Kieran Setiya in the LA Review of Books:
IN NOVEMBER 1917, a group of left-leaning students at the University of Munich invited sociologist Max Weber to lecture on “Science as a Vocation.” They were troubled by the state of the academy in a time of increasing specialization, subject to distorting influences, both economic and political.
It’s hard to imagine that the students were uplifted by Weber’s lecture. His embrace of specialized knowledge—divorced from ethics, politics, and the search for meaning—portrays the advance of science as planned obsolescence. The scientist’s vocation lies in pursuing truth, knowing that the fate of her work is to be superseded. Weber’s advice to the would-be scientist was, more or less, “suck it up.”

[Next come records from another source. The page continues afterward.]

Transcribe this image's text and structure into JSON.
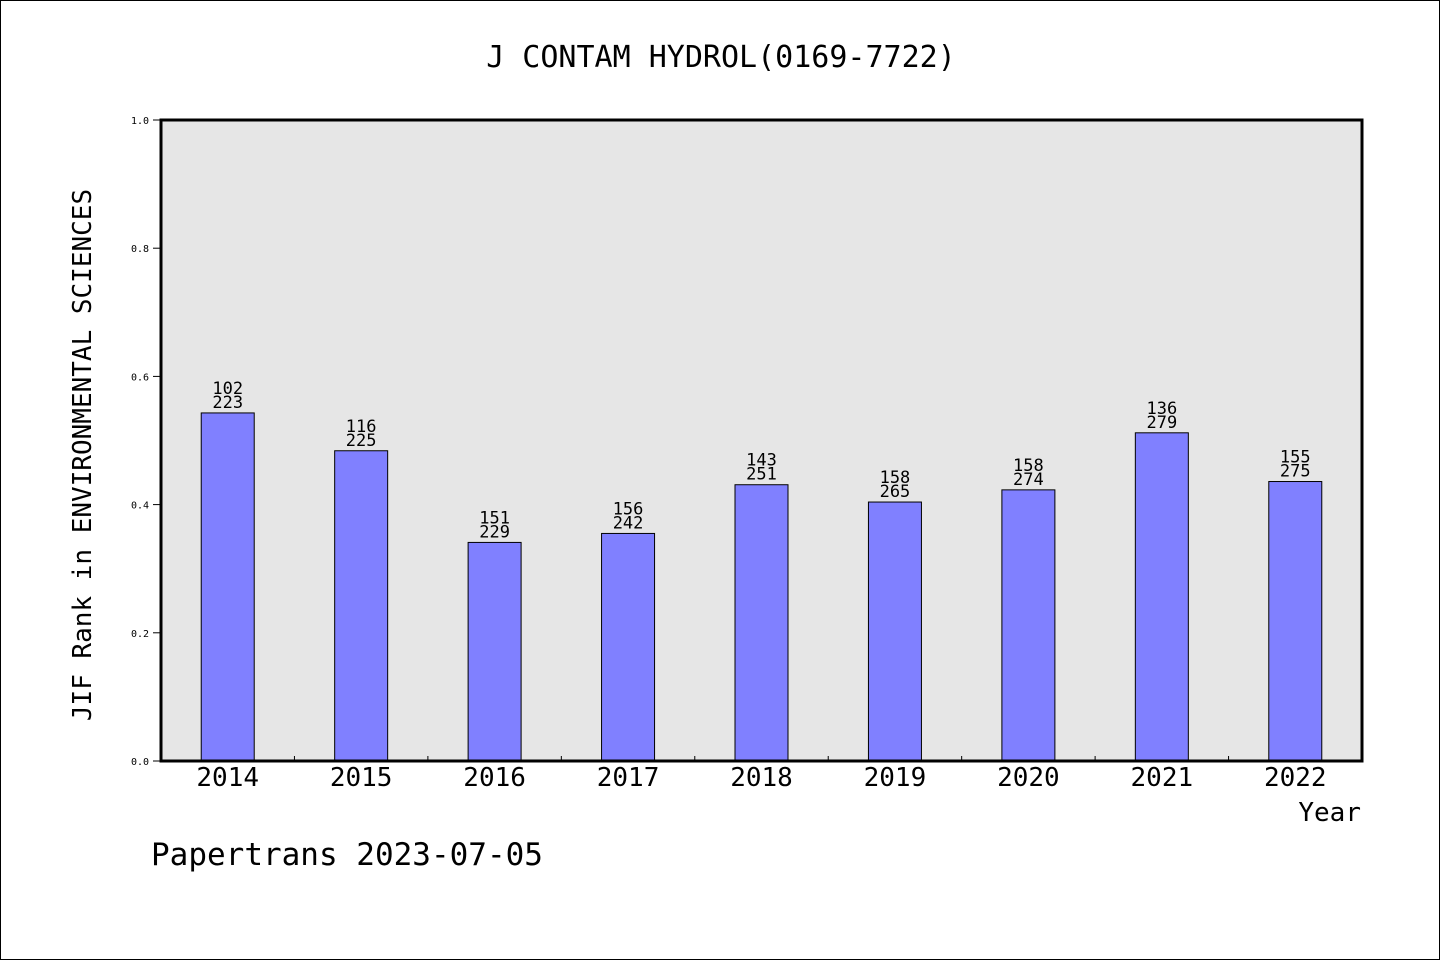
{
  "chart_data": {
    "type": "bar",
    "title": "J CONTAM HYDROL(0169-7722)",
    "xlabel": "Year",
    "ylabel": "JIF Rank in ENVIRONMENTAL SCIENCES",
    "categories": [
      "2014",
      "2015",
      "2016",
      "2017",
      "2018",
      "2019",
      "2020",
      "2021",
      "2022"
    ],
    "values": [
      0.543,
      0.484,
      0.341,
      0.355,
      0.431,
      0.404,
      0.423,
      0.512,
      0.436
    ],
    "rank_labels": [
      "102",
      "116",
      "151",
      "156",
      "143",
      "158",
      "158",
      "136",
      "155"
    ],
    "total_labels": [
      "223",
      "225",
      "229",
      "242",
      "251",
      "265",
      "274",
      "279",
      "275"
    ],
    "ylim": [
      0,
      1.0
    ],
    "yticks": [
      "0.0",
      "0.2",
      "0.4",
      "0.6",
      "0.8",
      "1.0"
    ],
    "grid": false,
    "colors": {
      "bar": "#8080ff",
      "plot_background": "#e6e6e6"
    }
  },
  "footer": {
    "text": "Papertrans 2023-07-05"
  }
}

Worse still, the upshot of technical progress is a disenchanted world. We no longer pray to spirits but “can in principle control everything by means of calculation.” And while science tells us how to achieve our ends, it does not tell us what our ends should be. For Weber, disenchantment lapses into nihilism:
And suppose that Tolstoy rises up in you once more and asks, “who if not science will answer the question: what then shall we do and how shall we organize our lives?” […] In that event, we must reply: only a prophet or a savior. […] [But] the prophet for whom so many of [us] yearn simply does not exist.
Since the scientist is not a prophet, “politics has no place in the lecture room.”